While we are interested in improving crop yields in Ohio, we are reluctant to recommend practices that cost time and money and are not likely to be of assistance. From several on-farm trials conducted by Ohio State University Extension professionals over the years, we see no value in applying sugar to our Ohio row crops.

Two trials conducted in Clark County in 2013 found that two sugar sources at 4 pounds per acre — sucrose and dextrose — provided no yield difference from the check in corn.
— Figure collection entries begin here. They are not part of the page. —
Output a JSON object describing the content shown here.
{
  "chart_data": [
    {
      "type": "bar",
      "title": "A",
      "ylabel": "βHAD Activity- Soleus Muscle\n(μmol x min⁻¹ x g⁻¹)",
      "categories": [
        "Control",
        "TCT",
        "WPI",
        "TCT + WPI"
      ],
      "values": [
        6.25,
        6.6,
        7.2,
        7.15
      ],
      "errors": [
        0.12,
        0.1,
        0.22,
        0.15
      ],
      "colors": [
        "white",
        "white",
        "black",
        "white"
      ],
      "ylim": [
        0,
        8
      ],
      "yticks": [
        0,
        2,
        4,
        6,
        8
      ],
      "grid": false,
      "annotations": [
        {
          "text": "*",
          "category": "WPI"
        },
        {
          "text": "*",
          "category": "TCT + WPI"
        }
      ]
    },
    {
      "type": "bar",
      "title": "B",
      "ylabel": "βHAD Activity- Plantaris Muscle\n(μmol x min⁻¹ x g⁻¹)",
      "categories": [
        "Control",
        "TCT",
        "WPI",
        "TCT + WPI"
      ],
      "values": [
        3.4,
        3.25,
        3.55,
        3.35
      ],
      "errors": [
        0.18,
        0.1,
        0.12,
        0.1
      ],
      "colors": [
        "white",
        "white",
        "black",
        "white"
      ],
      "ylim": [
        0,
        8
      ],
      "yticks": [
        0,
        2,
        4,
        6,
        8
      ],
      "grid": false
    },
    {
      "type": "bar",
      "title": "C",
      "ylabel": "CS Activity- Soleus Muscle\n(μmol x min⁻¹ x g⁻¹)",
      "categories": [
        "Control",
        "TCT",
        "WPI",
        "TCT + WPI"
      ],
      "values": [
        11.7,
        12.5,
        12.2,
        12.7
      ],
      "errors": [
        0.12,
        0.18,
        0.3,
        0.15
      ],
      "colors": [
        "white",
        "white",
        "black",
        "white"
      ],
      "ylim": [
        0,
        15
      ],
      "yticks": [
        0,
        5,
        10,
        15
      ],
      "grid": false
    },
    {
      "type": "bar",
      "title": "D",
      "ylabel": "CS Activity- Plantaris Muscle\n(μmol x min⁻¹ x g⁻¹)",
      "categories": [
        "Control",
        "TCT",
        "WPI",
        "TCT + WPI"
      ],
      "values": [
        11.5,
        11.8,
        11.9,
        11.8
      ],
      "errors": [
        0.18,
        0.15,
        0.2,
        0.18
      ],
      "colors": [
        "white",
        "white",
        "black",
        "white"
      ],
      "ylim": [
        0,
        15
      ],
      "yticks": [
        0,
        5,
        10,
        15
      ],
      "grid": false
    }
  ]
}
In soybeans, sucrose applied at 4 pounds per acre also resulted in no yield difference from the check.

In a 2014 soybean trial conducted at two locations — Clark Country and Wood County — there was no yield advantage of sugar applied to soybean (table 1).

Table 1. Soybean yield after a
4-pound-per-acre application of sugar.
  Clark County Wood County
Treatment Average Yield  Average Yield
Check 79.4 53.8
Sugar 81.2 53.9
Fungicide 80.6 55.2
Lsd 0.10 NSD NSD


These results are consistent with research conducted in other states. In 2010, researchers in Wisconsin, Illinois, Minnesota and Indiana looked at soybean yield response to granulated cane sugar, high fructose corn syrup, molasses and blackstrap molasses. They found the sugar applications did not result in a yield increase. 

We suggest focusing on the basics of crop production first. With funding from Ohio Soybean Council, we’ve investigated yield-limiting factors in Ohio soybean production. There are many factors that influence soybean yield (i.e., variety selection, planting date, soybean cyst nematode, weed control, etc.), however, one factor that has really risen to the top is soil fertility.

From over 550 soil samples collected throughout Ohio between 2013 and 2015:

  • 35% were below the critical level for soil phosphorus (P) (<15 ppm Bray P1), and;
  • 21% were below the critical level for potassium (K).

Additionally, we looked at soybean yield from these fields. On average, fields with low soil P yielded 7 bushels per acre less than fields with adequate soil P. Fields with low soil K yielded 4 bushels per acre less than fields with adequate soil K.  

Before considering untested or unproven inputs, consider inputs that are most likely to improve your bottom line.